PM: Your nephew had rog? You mean disease?

Nehru: I mean rogue. Can you please be a little less funny?
PM: Sorry Chacha…err…I mean sir. But I didn’t get you.

Nehru: Let me explain. Your agriculture minister’s nephew wanted to urinate on damn. Your railway minister’s nephew took bribe. Your cricketer’s nephew tweets something to nearly trigger a diplomatic row with Pakistan. And you want me to remain the Uncle of this loony nation?
PM: Get you point sir. Indeed, tough time for the uncles of this country. Even my government’s predicament pales in comparison.

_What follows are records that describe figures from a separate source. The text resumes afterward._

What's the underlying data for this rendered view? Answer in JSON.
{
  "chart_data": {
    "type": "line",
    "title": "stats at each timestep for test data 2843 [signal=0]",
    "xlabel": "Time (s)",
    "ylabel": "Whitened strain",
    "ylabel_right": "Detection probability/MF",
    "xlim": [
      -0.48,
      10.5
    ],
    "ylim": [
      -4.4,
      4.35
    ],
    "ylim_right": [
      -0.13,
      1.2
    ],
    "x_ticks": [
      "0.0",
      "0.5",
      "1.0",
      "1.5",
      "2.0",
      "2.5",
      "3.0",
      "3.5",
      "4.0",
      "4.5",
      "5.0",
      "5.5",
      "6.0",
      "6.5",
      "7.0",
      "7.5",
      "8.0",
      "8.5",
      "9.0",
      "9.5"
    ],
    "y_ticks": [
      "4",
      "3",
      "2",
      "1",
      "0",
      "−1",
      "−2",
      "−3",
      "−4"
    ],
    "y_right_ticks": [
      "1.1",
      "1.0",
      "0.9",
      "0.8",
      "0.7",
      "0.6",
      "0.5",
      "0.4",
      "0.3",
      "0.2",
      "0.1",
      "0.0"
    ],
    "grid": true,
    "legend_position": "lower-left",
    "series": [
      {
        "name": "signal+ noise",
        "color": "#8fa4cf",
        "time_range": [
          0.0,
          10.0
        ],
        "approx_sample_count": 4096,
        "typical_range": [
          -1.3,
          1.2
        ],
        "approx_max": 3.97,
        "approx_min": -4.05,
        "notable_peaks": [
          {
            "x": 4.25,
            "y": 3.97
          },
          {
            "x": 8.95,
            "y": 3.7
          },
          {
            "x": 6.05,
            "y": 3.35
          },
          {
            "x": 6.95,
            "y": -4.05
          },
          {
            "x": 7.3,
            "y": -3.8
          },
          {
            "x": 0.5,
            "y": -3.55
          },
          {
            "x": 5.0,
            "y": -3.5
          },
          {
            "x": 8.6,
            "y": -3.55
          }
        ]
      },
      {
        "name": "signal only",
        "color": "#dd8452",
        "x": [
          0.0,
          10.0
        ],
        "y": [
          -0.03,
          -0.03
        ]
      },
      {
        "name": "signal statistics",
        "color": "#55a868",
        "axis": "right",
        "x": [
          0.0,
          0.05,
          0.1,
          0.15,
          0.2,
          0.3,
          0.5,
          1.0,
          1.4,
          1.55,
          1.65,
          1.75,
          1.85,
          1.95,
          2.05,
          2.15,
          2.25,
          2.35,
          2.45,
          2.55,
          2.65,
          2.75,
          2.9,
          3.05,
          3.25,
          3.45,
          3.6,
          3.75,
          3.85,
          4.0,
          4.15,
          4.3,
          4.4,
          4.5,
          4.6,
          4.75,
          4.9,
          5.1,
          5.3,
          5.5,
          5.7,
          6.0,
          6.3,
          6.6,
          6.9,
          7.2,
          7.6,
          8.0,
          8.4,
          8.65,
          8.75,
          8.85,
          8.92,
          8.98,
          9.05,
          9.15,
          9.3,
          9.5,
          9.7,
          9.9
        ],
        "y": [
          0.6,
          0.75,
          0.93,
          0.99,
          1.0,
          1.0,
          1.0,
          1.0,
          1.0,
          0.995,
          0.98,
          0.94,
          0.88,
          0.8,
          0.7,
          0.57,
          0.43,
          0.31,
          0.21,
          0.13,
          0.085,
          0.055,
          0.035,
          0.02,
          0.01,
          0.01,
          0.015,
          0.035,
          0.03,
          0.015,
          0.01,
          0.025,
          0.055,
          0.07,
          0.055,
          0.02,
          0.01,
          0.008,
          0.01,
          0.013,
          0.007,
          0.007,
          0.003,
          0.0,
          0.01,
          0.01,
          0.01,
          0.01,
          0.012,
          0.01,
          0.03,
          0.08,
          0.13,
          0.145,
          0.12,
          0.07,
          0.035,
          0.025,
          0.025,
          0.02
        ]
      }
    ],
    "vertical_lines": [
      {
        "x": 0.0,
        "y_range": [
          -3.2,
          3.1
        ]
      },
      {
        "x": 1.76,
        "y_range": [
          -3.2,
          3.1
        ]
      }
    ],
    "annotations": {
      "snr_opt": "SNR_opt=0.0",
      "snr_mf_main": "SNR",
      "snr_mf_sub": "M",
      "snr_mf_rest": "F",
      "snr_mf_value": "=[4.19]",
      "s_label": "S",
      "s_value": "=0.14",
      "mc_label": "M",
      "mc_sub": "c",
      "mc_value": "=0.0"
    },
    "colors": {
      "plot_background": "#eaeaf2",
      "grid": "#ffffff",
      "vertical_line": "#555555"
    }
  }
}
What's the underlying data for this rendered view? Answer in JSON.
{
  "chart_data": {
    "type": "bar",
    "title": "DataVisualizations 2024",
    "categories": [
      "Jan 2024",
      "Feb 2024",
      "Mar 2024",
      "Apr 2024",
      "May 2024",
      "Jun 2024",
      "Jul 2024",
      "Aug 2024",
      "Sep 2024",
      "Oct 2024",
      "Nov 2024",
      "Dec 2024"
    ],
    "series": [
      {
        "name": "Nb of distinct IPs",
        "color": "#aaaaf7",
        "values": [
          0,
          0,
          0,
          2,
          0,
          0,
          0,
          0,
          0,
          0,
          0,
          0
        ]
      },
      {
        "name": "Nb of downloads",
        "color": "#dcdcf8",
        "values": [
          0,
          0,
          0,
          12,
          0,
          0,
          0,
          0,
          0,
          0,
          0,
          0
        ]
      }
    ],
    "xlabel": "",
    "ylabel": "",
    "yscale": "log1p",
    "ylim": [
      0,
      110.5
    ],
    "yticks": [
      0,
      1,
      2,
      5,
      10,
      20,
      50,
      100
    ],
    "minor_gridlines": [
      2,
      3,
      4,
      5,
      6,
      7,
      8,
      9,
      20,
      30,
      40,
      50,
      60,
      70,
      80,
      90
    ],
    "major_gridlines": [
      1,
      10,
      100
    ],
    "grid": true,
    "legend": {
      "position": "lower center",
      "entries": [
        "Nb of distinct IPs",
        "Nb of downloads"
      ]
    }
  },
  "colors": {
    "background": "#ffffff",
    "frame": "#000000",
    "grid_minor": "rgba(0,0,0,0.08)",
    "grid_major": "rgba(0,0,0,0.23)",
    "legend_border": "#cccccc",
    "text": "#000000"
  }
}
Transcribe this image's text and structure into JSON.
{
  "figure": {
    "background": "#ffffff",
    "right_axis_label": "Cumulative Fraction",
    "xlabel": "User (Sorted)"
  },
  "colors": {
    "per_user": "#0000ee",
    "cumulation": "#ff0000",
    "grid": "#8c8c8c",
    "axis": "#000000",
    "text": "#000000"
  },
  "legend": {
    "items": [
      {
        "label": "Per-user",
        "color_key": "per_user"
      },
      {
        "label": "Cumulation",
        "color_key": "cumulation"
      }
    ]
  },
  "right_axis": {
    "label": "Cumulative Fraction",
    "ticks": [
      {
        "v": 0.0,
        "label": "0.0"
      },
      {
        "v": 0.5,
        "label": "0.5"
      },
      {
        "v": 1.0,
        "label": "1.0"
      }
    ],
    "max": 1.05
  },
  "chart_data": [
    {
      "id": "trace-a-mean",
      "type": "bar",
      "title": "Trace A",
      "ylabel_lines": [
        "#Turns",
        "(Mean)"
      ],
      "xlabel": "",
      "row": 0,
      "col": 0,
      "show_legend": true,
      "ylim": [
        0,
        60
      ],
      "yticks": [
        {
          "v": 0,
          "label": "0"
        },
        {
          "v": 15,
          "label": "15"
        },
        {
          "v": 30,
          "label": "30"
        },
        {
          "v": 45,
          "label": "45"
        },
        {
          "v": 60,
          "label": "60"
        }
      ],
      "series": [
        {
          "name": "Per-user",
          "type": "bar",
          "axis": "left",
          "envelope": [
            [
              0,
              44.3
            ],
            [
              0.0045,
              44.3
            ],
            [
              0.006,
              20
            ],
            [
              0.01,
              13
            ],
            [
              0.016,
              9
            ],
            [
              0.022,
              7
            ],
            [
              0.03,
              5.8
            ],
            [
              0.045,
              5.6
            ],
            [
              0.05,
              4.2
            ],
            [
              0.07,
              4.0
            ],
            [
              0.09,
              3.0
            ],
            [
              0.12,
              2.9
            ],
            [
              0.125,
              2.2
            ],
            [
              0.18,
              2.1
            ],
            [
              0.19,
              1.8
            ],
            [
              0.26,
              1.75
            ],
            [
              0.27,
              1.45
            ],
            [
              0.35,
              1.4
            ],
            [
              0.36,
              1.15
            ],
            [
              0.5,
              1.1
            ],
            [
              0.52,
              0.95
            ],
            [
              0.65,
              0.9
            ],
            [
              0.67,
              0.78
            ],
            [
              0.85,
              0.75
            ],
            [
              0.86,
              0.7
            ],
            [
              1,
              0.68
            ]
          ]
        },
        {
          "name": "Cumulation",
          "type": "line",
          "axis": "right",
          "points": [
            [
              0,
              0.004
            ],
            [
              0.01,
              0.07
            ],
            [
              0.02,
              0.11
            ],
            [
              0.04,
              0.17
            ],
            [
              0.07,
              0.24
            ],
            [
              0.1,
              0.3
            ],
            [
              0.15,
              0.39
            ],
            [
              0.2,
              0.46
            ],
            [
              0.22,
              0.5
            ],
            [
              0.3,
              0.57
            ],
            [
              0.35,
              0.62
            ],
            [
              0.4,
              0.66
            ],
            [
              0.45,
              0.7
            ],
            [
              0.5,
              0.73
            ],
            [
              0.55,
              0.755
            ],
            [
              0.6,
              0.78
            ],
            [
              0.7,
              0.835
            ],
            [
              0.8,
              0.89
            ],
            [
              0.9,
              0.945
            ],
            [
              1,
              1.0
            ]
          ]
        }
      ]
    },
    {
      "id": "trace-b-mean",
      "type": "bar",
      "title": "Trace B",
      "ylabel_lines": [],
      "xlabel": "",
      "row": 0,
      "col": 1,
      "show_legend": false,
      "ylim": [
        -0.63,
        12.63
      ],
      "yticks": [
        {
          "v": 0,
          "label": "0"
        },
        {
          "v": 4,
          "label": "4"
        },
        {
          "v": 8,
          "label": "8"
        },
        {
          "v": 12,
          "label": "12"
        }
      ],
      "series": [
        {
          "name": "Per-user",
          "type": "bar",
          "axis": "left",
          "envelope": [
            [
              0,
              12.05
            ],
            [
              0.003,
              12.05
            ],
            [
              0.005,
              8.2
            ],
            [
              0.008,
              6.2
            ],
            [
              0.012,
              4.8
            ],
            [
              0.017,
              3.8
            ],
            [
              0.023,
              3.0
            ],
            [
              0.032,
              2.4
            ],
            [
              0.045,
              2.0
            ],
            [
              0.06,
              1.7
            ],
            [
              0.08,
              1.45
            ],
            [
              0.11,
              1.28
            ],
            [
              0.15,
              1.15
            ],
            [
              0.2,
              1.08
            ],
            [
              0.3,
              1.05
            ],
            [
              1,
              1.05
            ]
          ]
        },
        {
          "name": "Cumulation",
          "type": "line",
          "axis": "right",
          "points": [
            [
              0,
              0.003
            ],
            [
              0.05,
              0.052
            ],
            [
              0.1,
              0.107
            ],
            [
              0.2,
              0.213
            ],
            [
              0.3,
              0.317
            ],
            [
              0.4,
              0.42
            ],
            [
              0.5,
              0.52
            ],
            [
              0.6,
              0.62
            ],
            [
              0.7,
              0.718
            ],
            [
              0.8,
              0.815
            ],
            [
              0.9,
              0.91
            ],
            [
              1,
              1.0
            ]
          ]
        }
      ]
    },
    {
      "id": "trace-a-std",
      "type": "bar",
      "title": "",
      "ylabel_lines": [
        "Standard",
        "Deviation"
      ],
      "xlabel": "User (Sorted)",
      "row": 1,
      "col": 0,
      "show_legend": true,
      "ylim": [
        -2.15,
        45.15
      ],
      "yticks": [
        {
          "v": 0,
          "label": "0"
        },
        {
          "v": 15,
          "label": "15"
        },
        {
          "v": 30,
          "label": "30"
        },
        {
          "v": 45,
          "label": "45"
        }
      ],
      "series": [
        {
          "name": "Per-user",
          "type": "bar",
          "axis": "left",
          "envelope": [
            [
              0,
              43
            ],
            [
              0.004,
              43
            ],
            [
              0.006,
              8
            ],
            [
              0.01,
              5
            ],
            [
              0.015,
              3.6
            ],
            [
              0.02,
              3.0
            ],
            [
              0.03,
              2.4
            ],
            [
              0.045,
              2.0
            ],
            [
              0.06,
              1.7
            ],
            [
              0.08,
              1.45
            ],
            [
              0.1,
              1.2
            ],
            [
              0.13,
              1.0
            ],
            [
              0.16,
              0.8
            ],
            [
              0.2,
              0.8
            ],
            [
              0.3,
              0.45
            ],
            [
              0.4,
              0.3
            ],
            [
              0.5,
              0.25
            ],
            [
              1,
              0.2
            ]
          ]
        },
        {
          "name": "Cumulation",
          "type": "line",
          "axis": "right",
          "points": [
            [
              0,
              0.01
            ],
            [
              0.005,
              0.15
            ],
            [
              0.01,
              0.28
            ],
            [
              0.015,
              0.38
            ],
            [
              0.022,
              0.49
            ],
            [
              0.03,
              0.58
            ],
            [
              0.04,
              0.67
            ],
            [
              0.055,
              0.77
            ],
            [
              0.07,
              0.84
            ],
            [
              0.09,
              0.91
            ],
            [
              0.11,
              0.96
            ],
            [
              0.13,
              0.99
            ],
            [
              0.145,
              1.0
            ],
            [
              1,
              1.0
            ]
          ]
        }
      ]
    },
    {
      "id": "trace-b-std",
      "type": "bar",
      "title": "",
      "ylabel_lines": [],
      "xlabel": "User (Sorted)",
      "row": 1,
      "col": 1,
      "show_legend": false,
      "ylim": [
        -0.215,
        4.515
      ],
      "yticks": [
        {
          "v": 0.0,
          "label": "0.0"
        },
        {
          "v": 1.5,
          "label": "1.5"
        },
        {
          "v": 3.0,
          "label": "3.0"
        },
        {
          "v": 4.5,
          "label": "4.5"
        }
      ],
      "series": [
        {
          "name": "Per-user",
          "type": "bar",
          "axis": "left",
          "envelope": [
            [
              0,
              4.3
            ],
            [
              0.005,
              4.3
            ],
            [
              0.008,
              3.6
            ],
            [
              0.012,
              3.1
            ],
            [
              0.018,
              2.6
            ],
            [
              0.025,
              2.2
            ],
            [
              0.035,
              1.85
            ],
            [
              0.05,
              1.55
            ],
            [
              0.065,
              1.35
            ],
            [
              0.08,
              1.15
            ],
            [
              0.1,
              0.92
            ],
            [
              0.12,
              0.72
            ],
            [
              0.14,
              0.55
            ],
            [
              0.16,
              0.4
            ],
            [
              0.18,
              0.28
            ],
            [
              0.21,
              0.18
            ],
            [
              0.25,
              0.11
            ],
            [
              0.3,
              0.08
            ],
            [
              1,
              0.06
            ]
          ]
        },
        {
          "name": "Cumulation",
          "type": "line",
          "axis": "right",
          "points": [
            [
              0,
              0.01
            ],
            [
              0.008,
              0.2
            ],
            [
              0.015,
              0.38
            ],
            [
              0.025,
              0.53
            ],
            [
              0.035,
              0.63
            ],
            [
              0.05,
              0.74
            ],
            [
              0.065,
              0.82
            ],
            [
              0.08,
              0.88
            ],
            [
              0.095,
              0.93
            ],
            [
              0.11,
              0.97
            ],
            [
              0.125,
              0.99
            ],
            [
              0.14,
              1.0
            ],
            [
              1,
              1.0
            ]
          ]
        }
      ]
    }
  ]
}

Nehru: Glad you understand that. As a former Prime Minister, can I ask for a favour?
PM: You embarrass me sir. Just order me.

Nehru: Can you make it illegal to call me Chacha?
PM: Hmm. But people would be intrigued and ask me why.

Nehru: Come on. You seldom talk anyway. So what’s the problem? Can’t you do this much for me?
PM: Ok sir. My government has done lot more sillier, inexplicable things. Guess one more won’t do any harm. I’ll go ahead and table a bill tomorrow.

Nehru: I’m greatly relieved. Can’t thank you enough. I know I put you in a spot.
PM: Don’t worry sir. Even if people ask me why I introduced the bill, I have a ready-excuse.

Nehru: And what's that?
PM: That my nephew brought the bill and it was not me!